In contrast, the previous EOS 5D Mark III arrived well before 4K video was expected on such a model, and only offered Full HD video recording (although, as many people are aware, it’s been very well regarded by videographers nonetheless).
8. Stills from video
In line with many other 4K models, the EOS 5D Mark III allows you to extract JPEG frames from 4K footage. Shooting in the DCI 4K format means that these images have a resolution of 8.8MP, as opposed to the lower 8-8.3MP resolution of images extracted from cameras recording the slightly lower resolution UHD 4K footage.
9. Burst shooting
The EOS 5D line is not designed specifically for action photography, although a competent AF system and 6fps burst shooting meant that EOS 5D Mark III still held its own here. And now it’s even faster, shooting at 7fps when set to burst shooting, with autoexposure and autofocus maintained throughout the burst.

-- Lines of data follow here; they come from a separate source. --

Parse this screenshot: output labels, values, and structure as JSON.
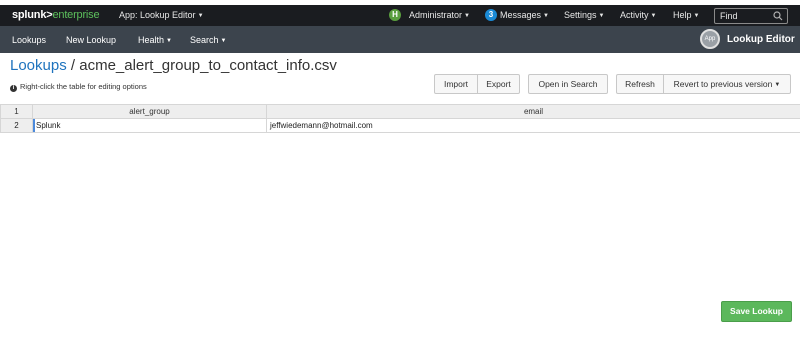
{
  "topbar": {
    "logo_brand": "splunk>",
    "logo_product": "enterprise",
    "app_menu": "App: Lookup Editor",
    "user_initial": "H",
    "user_name": "Administrator",
    "messages_count": "3",
    "messages_label": "Messages",
    "settings_label": "Settings",
    "activity_label": "Activity",
    "help_label": "Help",
    "find_placeholder": "Find"
  },
  "appbar": {
    "nav": [
      "Lookups",
      "New Lookup",
      "Health",
      "Search"
    ],
    "app_icon_label": "App",
    "app_name": "Lookup Editor"
  },
  "page": {
    "breadcrumb_root": "Lookups",
    "separator": " / ",
    "filename": "acme_alert_group_to_contact_info.csv",
    "hint": "Right-click the table for editing options"
  },
  "buttons": {
    "import": "Import",
    "export": "Export",
    "open_in_search": "Open in Search",
    "refresh": "Refresh",
    "revert": "Revert to previous version",
    "save": "Save Lookup"
  },
  "table": {
    "corner": "1",
    "columns": [
      "alert_group",
      "email"
    ],
    "rows": [
      {
        "num": "2",
        "cells": [
          "Splunk",
          "jeffwiedemann@hotmail.com"
        ]
      }
    ]
  },
  "colors": {
    "topbar_bg": "#1a1c20",
    "appbar_bg": "#3c444d",
    "link": "#1e73be",
    "save_green": "#5cb85c",
    "logo_green": "#5cc05c"
  }
}
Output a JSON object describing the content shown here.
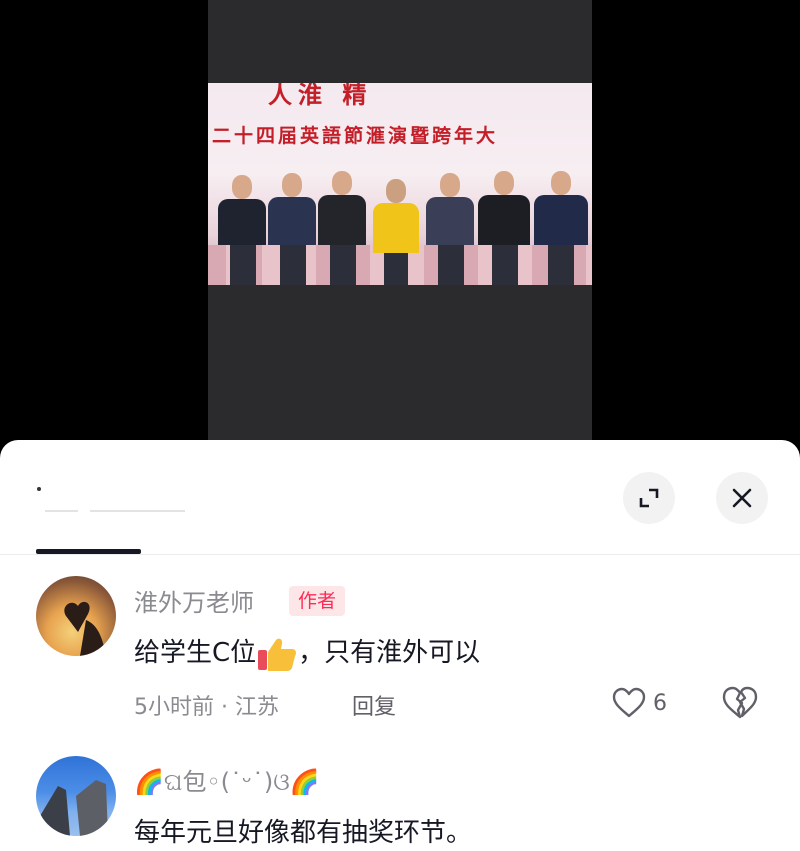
{
  "video": {
    "banner_top": "人淮    精",
    "banner_text": "二十四届英語節滙演暨跨年大"
  },
  "sheet": {
    "title": "",
    "expand_icon": "expand-icon",
    "close_icon": "close-icon",
    "comments": [
      {
        "username": "淮外万老师",
        "badge": "作者",
        "text_before": "给学生C位",
        "emoji": "thumbs-up",
        "text_after": "，只有淮外可以",
        "time_location": "5小时前 · 江苏",
        "reply_label": "回复",
        "like_count": "6"
      },
      {
        "username": "🌈ଘ包◦(˙ᵕ˙)ଓ🌈",
        "text": "每年元旦好像都有抽奖环节。"
      }
    ]
  },
  "colors": {
    "accent": "#fe2c55",
    "text_primary": "#161823",
    "text_secondary": "#8a8b91"
  }
}
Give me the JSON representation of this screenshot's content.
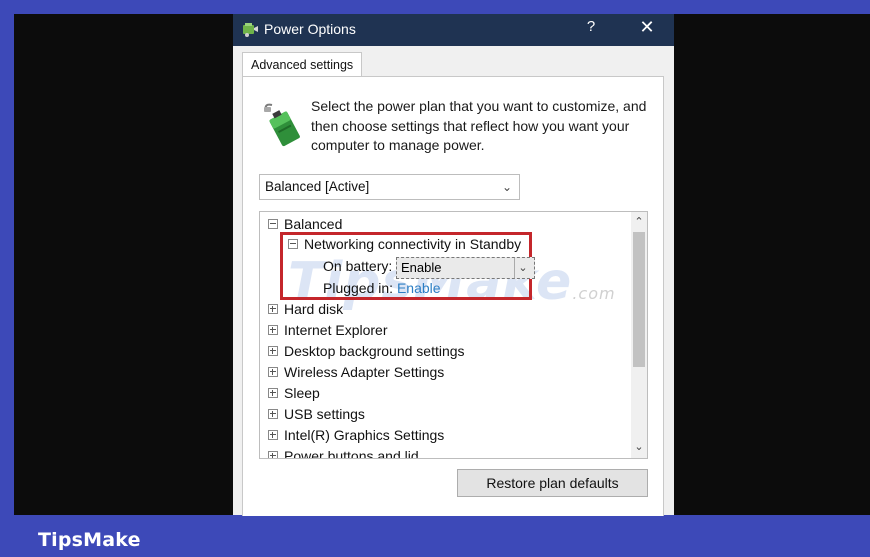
{
  "window": {
    "title": "Power Options",
    "help_glyph": "?",
    "close_glyph": "✕",
    "icon": "power-options-icon"
  },
  "tab": {
    "label": "Advanced settings"
  },
  "intro": {
    "icon": "battery-plug-icon",
    "text": "Select the power plan that you want to customize, and then choose settings that reflect how you want your computer to manage power."
  },
  "plan_select": {
    "value": "Balanced [Active]",
    "chevron": "chevron-down-icon"
  },
  "tree": {
    "root": {
      "label": "Balanced",
      "expanded": true
    },
    "networking": {
      "label": "Networking connectivity in Standby",
      "expanded": true,
      "on_battery": {
        "label": "On battery:",
        "value": "Enable"
      },
      "plugged_in": {
        "label": "Plugged in:",
        "value": "Enable"
      }
    },
    "items": [
      {
        "label": "Hard disk"
      },
      {
        "label": "Internet Explorer"
      },
      {
        "label": "Desktop background settings"
      },
      {
        "label": "Wireless Adapter Settings"
      },
      {
        "label": "Sleep"
      },
      {
        "label": "USB settings"
      },
      {
        "label": "Intel(R) Graphics Settings"
      },
      {
        "label": "Power buttons and lid"
      }
    ]
  },
  "watermark": {
    "text": "TipsMake",
    "suffix": ".com"
  },
  "restore_button": {
    "label": "Restore plan defaults"
  },
  "footer": {
    "brand": "TipsMake"
  },
  "colors": {
    "titlebar": "#1f3352",
    "highlight_border": "#c4262b",
    "footer_band": "#3d49b8",
    "link": "#2c7ec4"
  }
}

Canon reckons that with the right memory card in place you can fire up to 21 Raw images at this speed, as opposed to 18 Raw frames using the EOS 5D Mark III’s 6fps mode. The further promise of unlimited JPEG bursts is also an improvement on that EOS 5D Mark III – although you’d be hard pushed to find anyone who found that camera’s 16,270-frame JPEG burst depth to be an issue.
The camera can also fire at a rate of 4.3fps when tracking a subject using live view.
10. Upgraded LCD screen
Although the display still has the same 3.2-inch dimensions as before, its resolution has jumped from 1.04million dots on the EOS 5D Mark III to 1,620,000 dots here for extra clarity.
Another new feature is dubbed LCD colour tone, which allows the tone of the LCD to be changed in four different ways. This latter feature will also be made available to the Canon EOS-1D X Mark II alongside a handful of additional improvements through a forthcoming firmware update.